SQF: Why did you start this magazine?
Raquel Thorne: Kate Hammerich and I wanted a fun, accessible, theme-based journal. Most themed issues seem to be in print and are more traditional in the media they accept.
SQF: What are the top three things you look for in a submission and why?
- There has to be that “umph” factor. Because we do quarterly themes, we often see many similar pieces, and originality is key. During our submission call for “The Animal Becomes Us” issue we naturally received a mountain of dog poems, but “Ritual” by Elaine Wang and “An Old Dog Teaches My Dog to Swim” by Elizabeth Johnston both stood out for their uniqueness of language. We accept submissions of up to three pieces. Send three. Take a risk with at least one of them.

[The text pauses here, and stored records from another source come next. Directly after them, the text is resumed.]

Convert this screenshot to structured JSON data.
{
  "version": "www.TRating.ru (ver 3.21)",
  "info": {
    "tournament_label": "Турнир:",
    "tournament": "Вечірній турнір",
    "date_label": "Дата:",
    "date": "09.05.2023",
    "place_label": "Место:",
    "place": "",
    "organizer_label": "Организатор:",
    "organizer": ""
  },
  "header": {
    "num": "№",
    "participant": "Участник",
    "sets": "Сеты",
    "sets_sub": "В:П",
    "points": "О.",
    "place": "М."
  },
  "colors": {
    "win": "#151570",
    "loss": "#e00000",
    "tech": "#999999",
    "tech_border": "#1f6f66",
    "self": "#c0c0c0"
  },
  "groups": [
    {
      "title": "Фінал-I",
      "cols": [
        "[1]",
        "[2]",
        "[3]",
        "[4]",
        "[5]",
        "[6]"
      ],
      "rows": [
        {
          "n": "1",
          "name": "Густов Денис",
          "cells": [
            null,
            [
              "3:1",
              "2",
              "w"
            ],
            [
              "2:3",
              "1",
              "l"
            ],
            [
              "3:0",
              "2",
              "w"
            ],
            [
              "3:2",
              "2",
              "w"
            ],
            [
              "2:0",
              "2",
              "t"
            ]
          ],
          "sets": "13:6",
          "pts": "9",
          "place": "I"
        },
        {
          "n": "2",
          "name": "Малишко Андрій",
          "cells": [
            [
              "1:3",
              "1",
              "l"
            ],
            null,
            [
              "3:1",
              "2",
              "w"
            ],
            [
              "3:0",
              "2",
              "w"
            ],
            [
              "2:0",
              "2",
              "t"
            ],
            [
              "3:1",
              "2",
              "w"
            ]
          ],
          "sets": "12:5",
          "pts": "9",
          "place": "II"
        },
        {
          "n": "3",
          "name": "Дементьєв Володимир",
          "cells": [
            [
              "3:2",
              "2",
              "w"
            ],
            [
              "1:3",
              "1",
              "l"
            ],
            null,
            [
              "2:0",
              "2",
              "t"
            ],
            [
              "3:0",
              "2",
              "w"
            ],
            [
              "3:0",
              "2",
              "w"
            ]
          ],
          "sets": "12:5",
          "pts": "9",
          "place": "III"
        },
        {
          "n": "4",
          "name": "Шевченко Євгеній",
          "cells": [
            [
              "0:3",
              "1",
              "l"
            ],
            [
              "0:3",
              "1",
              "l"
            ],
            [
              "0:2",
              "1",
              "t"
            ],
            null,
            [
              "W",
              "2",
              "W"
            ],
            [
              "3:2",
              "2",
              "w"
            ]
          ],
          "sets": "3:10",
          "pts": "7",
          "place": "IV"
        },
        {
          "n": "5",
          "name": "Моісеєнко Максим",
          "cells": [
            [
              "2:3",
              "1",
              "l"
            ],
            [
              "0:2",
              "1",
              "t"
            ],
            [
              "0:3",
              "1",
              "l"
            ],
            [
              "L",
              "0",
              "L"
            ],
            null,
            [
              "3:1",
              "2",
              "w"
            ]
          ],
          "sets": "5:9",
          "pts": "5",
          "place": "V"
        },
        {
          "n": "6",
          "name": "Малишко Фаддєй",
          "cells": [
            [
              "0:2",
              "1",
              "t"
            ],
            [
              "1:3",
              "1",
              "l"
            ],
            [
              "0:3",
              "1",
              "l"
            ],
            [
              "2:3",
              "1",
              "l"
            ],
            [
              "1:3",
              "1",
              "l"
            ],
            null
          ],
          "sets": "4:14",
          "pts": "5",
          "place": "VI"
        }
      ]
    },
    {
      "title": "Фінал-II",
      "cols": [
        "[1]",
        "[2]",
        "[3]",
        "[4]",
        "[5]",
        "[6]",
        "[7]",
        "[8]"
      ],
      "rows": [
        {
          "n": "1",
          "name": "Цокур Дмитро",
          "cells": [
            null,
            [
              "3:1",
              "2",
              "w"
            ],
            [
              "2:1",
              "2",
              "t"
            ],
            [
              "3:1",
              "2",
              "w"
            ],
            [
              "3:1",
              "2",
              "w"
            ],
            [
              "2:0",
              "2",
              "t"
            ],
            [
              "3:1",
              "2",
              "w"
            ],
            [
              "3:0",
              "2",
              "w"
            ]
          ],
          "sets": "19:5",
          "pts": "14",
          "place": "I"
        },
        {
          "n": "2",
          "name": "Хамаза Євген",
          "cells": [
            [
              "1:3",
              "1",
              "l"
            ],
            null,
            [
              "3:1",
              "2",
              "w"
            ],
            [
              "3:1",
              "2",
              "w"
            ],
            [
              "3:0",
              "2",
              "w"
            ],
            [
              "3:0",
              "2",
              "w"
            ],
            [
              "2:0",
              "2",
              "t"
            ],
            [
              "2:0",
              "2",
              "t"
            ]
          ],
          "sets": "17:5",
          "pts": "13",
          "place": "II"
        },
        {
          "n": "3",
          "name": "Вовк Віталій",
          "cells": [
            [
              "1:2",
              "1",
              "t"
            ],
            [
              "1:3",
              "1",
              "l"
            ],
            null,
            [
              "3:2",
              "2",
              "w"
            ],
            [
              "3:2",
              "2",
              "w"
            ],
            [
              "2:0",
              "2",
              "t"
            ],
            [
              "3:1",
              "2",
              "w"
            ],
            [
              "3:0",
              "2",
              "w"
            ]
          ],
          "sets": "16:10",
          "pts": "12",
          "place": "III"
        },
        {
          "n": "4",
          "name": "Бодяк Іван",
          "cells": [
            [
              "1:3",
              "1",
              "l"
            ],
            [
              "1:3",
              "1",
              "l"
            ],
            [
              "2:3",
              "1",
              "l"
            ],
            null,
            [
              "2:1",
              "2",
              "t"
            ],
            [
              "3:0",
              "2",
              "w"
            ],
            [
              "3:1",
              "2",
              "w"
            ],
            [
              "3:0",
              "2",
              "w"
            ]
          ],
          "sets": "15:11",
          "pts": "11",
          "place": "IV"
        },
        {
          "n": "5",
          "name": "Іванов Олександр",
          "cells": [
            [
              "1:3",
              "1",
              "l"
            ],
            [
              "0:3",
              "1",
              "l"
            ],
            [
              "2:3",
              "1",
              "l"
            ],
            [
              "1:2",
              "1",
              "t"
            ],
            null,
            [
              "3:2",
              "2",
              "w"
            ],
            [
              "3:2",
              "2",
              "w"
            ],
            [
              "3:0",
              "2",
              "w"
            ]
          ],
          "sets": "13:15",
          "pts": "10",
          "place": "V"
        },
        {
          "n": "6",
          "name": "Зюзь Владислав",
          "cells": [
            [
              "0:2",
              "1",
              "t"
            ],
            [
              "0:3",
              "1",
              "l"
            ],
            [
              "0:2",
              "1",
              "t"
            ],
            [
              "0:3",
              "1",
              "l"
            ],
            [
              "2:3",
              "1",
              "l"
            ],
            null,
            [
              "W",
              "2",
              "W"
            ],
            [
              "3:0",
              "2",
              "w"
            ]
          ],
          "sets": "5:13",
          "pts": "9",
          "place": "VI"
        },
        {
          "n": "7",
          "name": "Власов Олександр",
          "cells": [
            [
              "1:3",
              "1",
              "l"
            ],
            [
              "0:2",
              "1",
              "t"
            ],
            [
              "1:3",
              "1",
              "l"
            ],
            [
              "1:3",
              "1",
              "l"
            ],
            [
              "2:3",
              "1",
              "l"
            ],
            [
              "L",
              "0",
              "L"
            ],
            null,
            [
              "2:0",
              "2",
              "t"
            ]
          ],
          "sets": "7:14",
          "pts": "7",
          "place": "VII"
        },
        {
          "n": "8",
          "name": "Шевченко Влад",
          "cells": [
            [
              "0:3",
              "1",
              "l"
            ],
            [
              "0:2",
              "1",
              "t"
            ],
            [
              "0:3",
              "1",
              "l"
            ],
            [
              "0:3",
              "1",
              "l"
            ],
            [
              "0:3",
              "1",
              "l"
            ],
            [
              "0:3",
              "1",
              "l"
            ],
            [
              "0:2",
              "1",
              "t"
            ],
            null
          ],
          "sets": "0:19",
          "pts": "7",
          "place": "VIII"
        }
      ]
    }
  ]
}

- An unexpected ending. I feel strongly about this. If I already know how a piece is going to end, why am I reading it? A great piece thumbs its nose at my expectations and takes me somewhere I wasn't expecting, be it a closing image in a poem or a plot twist in a short story.
SQF: What common mistakes do you encounter that turn you off to a submission?
- We read blind, and yet many submitters put their name on their file, or blatantly put all their contact information in their submission file. Guidelines should always be followed.
- cahoodaloodaling is also often capitalized in people's cover letters. While it's certainly not the end of the world, as an editor I'm naturally charmed by those who have clearly read our guidelines and our “about us” sections and have picked up on the lack of capitalization.
- Too much telling, not enough showing.
SQF: Do you provide comments when you reject a submission?
SQF: Based on your experience as an editor, what have you learned about writing?
RT: Being an editor has made me a more active reader. Receiving hundreds of submissions a quarter, I pick up on writing trends, newer clichés, and writing-gimmicks more than I had in the past.
SQF: What one question on this topic do you wish I'd asked that I didn't? And how would you answer it?
RT: Does cahoodaloodaling ever ask for edits?
Rarely. We receive more worthy work than we can publish a quarter—it's easier to go with the polished piece than the diamond in the rough. That being said, if a piece is submitted earlier in our submission calls, we have time to consider edits. A piece which needs edits but is submitted close to our deadline will receive an automatic pass.
Thank you, Raquel. We all appreciate you taking time from your busy schedule to participate in this project.